Aiden McGeady will be gunning for revenge when the Republic of Ireland head into their Euro 2016 qualifying battle with Scotland on June 13.
The 29-year-old Paisley-born winger was taunted mercilessly by the locals, some of whom have never forgiven him for opting to wear the green of Ireland, at Celtic Park in November as the Scots ran out 1-0 winners in the Group D showdown between the two nations.
The former Bhoys winger has not forgotten a difficult night on both a personal and team basis, and that will fuel him as he prepares for Sunday's friendly against England and then the reunion with Gordon Strachan's men at the Aviva Stadium.
McGeady said: "The Scotland one's the big one, obviously. We want to get our own back on them from the last game.
"We never played well enough to win the game. It would have been nice to have come away with a point, but a bit of ball-watching and switching off at a set-piece cost us a point. It could have been an important point.
"The England one is obviously a big game as well, but it's a friendly and the Scotland one is the most important from my point of view, and I think everyone else's as well."

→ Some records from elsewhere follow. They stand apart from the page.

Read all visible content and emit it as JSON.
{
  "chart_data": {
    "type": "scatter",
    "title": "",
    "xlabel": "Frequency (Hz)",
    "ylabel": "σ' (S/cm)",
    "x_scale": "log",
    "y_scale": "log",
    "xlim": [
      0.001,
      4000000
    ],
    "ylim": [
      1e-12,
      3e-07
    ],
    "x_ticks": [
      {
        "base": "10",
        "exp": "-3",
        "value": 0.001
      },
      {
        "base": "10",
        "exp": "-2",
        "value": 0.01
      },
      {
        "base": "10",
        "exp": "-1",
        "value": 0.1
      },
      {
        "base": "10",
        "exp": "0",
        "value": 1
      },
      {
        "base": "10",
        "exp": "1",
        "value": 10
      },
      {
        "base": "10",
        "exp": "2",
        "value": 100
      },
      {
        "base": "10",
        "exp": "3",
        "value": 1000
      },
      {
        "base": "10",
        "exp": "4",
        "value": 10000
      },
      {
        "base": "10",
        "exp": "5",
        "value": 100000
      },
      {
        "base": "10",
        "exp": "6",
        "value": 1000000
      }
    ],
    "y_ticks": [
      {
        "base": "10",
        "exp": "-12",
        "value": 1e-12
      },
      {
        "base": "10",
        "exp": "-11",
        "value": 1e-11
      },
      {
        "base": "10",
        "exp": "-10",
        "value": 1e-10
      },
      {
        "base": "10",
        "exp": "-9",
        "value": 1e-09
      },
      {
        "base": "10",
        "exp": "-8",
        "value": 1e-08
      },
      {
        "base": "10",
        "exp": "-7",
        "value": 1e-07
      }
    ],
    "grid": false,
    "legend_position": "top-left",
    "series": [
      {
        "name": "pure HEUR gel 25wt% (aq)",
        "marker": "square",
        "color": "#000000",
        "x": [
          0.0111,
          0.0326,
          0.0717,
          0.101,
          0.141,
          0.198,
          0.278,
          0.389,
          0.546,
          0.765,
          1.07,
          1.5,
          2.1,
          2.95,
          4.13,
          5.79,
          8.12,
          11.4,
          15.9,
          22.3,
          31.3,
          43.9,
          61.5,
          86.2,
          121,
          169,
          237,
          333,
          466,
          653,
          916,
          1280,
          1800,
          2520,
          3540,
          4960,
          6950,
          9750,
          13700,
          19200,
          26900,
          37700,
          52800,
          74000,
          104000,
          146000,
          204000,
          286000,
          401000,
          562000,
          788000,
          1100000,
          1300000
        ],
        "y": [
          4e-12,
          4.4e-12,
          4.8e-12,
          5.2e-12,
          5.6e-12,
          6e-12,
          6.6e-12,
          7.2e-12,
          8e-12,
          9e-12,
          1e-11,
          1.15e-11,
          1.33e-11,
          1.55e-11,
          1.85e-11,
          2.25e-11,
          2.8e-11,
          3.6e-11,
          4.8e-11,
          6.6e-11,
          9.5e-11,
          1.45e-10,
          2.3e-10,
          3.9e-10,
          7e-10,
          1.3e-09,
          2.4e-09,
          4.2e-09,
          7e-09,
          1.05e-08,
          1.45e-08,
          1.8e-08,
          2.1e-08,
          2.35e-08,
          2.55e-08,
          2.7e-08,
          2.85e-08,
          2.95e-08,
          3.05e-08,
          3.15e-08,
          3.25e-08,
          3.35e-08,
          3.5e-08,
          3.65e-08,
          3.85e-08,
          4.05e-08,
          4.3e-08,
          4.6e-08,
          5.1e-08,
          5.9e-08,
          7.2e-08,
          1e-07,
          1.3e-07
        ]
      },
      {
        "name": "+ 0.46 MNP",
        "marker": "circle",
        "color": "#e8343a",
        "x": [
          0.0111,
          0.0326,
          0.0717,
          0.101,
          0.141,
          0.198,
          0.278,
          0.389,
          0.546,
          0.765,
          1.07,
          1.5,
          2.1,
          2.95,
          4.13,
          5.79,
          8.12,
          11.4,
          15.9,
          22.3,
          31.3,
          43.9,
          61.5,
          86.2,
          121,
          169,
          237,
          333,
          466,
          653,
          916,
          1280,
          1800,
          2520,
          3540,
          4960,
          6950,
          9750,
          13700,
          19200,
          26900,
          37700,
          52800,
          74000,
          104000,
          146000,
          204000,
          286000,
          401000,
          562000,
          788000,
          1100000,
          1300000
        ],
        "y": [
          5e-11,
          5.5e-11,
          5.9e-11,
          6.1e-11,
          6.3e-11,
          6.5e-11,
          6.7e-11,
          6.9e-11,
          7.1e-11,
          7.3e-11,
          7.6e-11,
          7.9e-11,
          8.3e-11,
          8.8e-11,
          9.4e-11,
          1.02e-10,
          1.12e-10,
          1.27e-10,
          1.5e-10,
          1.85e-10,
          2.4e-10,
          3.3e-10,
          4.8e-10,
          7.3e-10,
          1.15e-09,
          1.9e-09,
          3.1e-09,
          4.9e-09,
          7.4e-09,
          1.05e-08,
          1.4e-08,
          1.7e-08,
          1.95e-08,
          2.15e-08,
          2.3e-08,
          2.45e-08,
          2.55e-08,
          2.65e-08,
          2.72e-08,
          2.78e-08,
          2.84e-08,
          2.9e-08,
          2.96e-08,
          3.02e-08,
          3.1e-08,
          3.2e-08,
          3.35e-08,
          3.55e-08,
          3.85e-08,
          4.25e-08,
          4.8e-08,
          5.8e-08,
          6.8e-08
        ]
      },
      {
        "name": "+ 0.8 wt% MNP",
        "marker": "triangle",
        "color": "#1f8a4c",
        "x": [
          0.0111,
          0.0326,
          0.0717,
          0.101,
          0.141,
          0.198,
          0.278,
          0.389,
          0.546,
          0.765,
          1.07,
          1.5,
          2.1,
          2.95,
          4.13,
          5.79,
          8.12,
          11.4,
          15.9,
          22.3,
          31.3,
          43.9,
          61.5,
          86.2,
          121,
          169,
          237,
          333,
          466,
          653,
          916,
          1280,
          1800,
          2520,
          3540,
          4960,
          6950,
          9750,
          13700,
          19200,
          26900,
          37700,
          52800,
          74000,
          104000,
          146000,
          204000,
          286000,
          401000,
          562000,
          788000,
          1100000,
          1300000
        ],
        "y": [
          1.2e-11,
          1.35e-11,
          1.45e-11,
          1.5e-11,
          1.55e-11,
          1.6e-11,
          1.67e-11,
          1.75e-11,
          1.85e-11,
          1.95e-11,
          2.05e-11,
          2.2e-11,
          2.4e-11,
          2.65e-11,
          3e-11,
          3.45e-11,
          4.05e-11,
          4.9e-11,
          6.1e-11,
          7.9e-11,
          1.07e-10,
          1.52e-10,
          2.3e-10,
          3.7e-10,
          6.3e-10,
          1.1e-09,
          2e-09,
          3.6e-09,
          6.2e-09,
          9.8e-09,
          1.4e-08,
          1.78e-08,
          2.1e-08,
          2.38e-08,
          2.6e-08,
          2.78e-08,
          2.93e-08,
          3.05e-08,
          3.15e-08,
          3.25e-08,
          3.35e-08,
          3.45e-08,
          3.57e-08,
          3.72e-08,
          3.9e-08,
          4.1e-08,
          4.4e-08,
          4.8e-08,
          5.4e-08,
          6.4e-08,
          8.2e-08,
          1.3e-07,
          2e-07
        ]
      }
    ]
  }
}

If the Republic's need for points - they currently sit in fourth place in the group on eight points, three adrift of leaders Poland and two shy of Germany and Scotland - is motivation enough, the cat-calls which greeted McGeady on the pitch where he made his name provide added spice.
Asked if he had ever before received that level of abuse, he replied: "No, never before like that. It was a game I wasn't really looking forward to because I knew it would be like that. But it would have been great if he had won, if I'd scored, if I'd played well and really just won, to be honest with you.
"But we didn't and it made it a whole lot worse because I know all the Scottish players and I know a lot of Scotland fans, who bring it up to me when I'm home.
"But mainly from the team's point of view, it would have been a big point for us if we had drawn."
McGeady added with a smile: "Probably it was worse for me because James McCarthy was injured as well, wasn't it? It was just basically me taking the brunt of the abuse."
Even Everton team-mate Steven Naismith, who started for the Scots on the night, got in on the act, although the Ireland midfielder admitted his comments were made with tongue firmly in cheek.
He said: "He tried to give me a little bit, but I knew he was joking. That's what he's like. Hopefully we can win and give him a bit of stick when we go back in pre-season, that'll be good."
Martin O'Neill's men would have been further adrift of the fight for a top-two finish had Shane Long not snatched a 1-1 draw against the Poles with a stoppage-time equaliser in March, and while that has helped to re-galvanise them, they know there is little margin for error.
McGeady said: "I suppose we have to win. If we don't, we slip away. There will still be few games left, but you'd be hoping Scotland and Poland drop points."
The two games over the next week or so will give the former Spartak Moscow man a chance to bring a positive end to a frustrating campaign after injury limited his involvement at Goodison Park during the second half of the season.
He was fit for the final four or five weeks, but unable to force his way into Roberto Martinez's plans on a sustained basis, although he took that in his stride in a way he might not have done earlier in his career.
Asked if he was the kind of player who knocked on the manager's door to ask why he was not in the team, McGeady, who was speaking at the launch of the McDonald's Football Future initiative in Malahide, said: "I did that when I was younger.
"If you are going to speak to the manager, you are trying to convince the manager why you should be playing. He's got his own ideas anyway and you are not going to change his mind by talking to him.
"When I was younger, I probably would have thought that I would say my bit anyway."